Anonymous wrote:
Anonymous wrote:You absolutely need to be concerned about what has spilled and seeped into the ground (and not only contact through play, but also tracking into the house). I'd be very concerned about the soil being contaminated. Between oil, lead, and god knows what else, you could be buying a hazardous waste site.
Have you gotten the soil tested? And what about lead testing for the house? Lead poisoning is absolutely no joke and has lifelong consequences for children.
I think you're over reacting, pp. the soil outside has nothing to do with the inside. Also, here in the DMV pretty much all soil is "contaminated" from car exhaust and rain run off.
Seriously, teflon is detected in breast milk b/c we cook with it and even slather cars in it. Chemicals are everywhere.
Actually, the soil outside has everything to do with the inside because it gets tracked in. Car exhaust and stormwater runoff are in a different category than potential contamination from motor oil, lead from batteries, etc.
On your second point -- you make no sense. Just because our environment is already contaminated, we shouldn't worry about additional contamination? Ask the parents in Flint, Michigan how they feel about it.

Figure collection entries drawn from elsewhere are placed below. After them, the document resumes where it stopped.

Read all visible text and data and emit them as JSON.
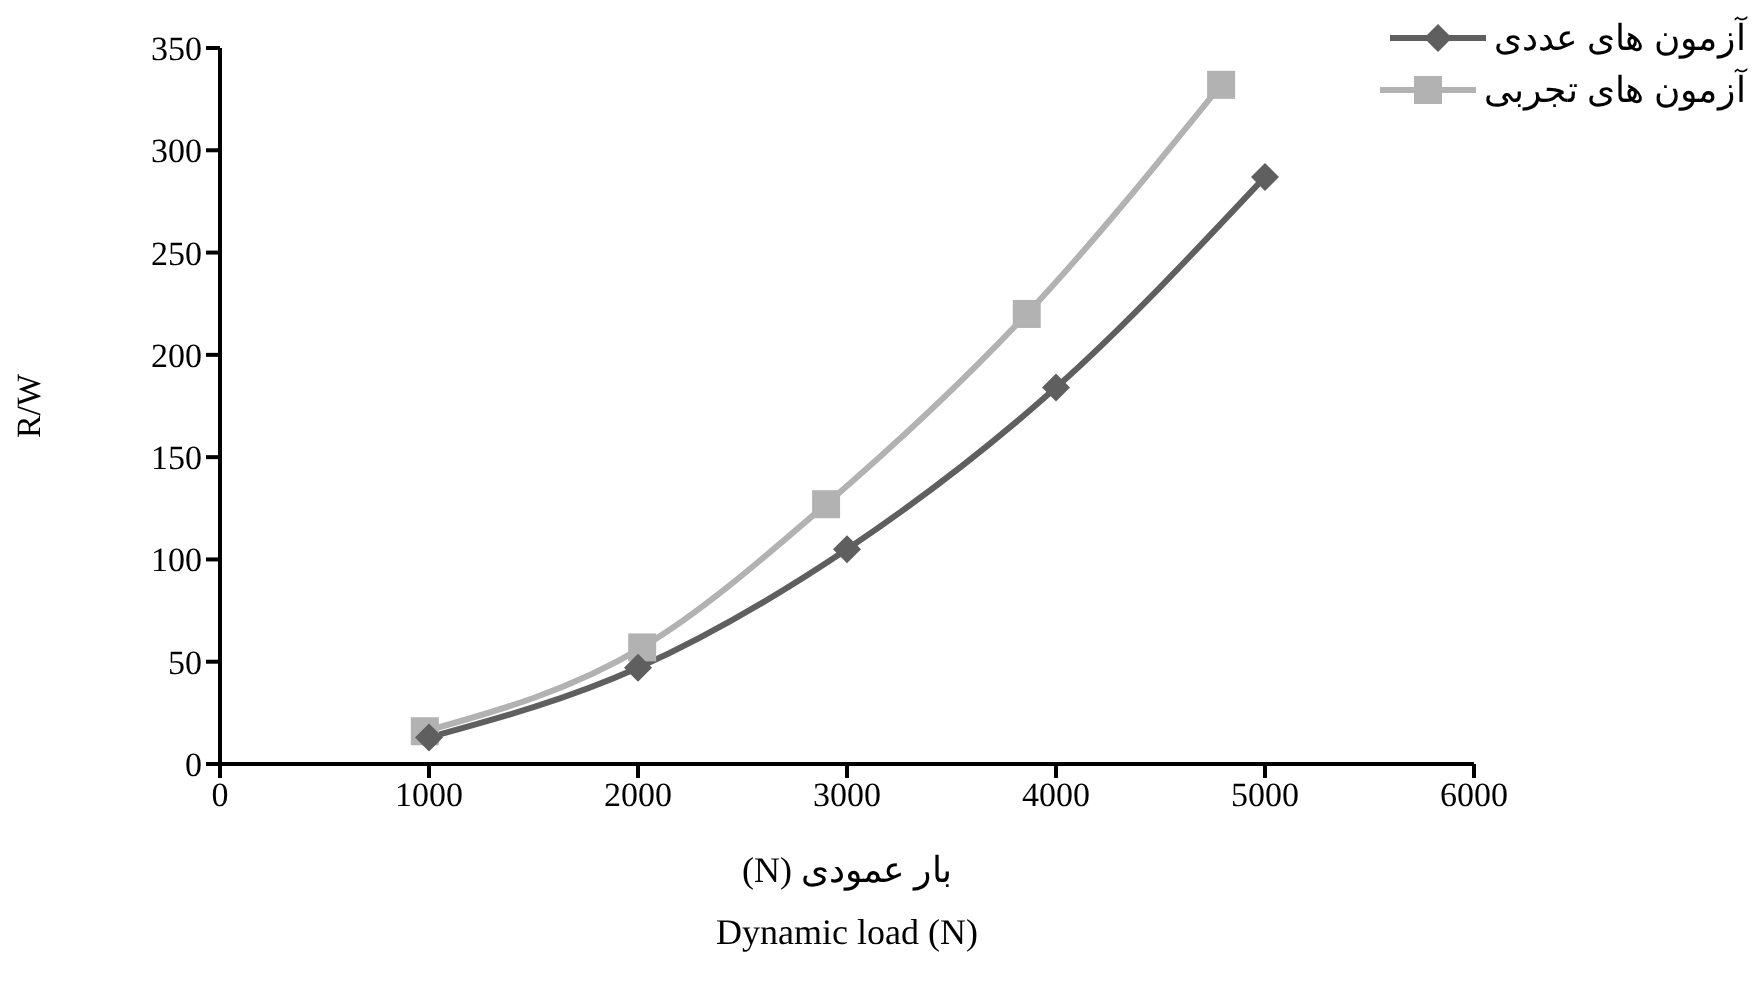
{
  "chart_data": {
    "type": "line",
    "xlabel": "بار عمودی (N)",
    "ylabel": "R/W",
    "annotations": [
      "Dynamic load (N)"
    ],
    "xlim": [
      0,
      6000
    ],
    "xticks": [
      0,
      1000,
      2000,
      3000,
      4000,
      5000,
      6000
    ],
    "ylim": [
      0,
      350
    ],
    "yticks": [
      0,
      50,
      100,
      150,
      200,
      250,
      300,
      350
    ],
    "grid": false,
    "legend": "top right",
    "line_style": "solid",
    "series": [
      {
        "name": "آزمون های عددی",
        "color": "#5f5f5f",
        "marker": "diamond",
        "x": [
          1000,
          2000,
          3000,
          4000,
          5000
        ],
        "values": [
          13,
          47,
          105,
          184,
          287
        ]
      },
      {
        "name": "آزمون های تجربی",
        "color": "#b2b2b2",
        "marker": "square",
        "x": [
          980,
          2020,
          2900,
          3860,
          4790
        ],
        "values": [
          16,
          57,
          127,
          220,
          332
        ]
      }
    ]
  }
}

General background levels of pollutants are worrisome, but there are steps we can take such as not cooking in Teflon pans, not buying canned foods with BPA linings, not heating food in plastic, not using plastic water bottles or baby bottles. Buying a house with potentially contaminated soil outside (and potential lead paint inside) without doing due diligence ahead of time to find out the level of contamination, if any, is a really dumb idea for a number of reasons. There's the health issue, there's the potential expense of remediation, and there's the potential for a massive drop in home value.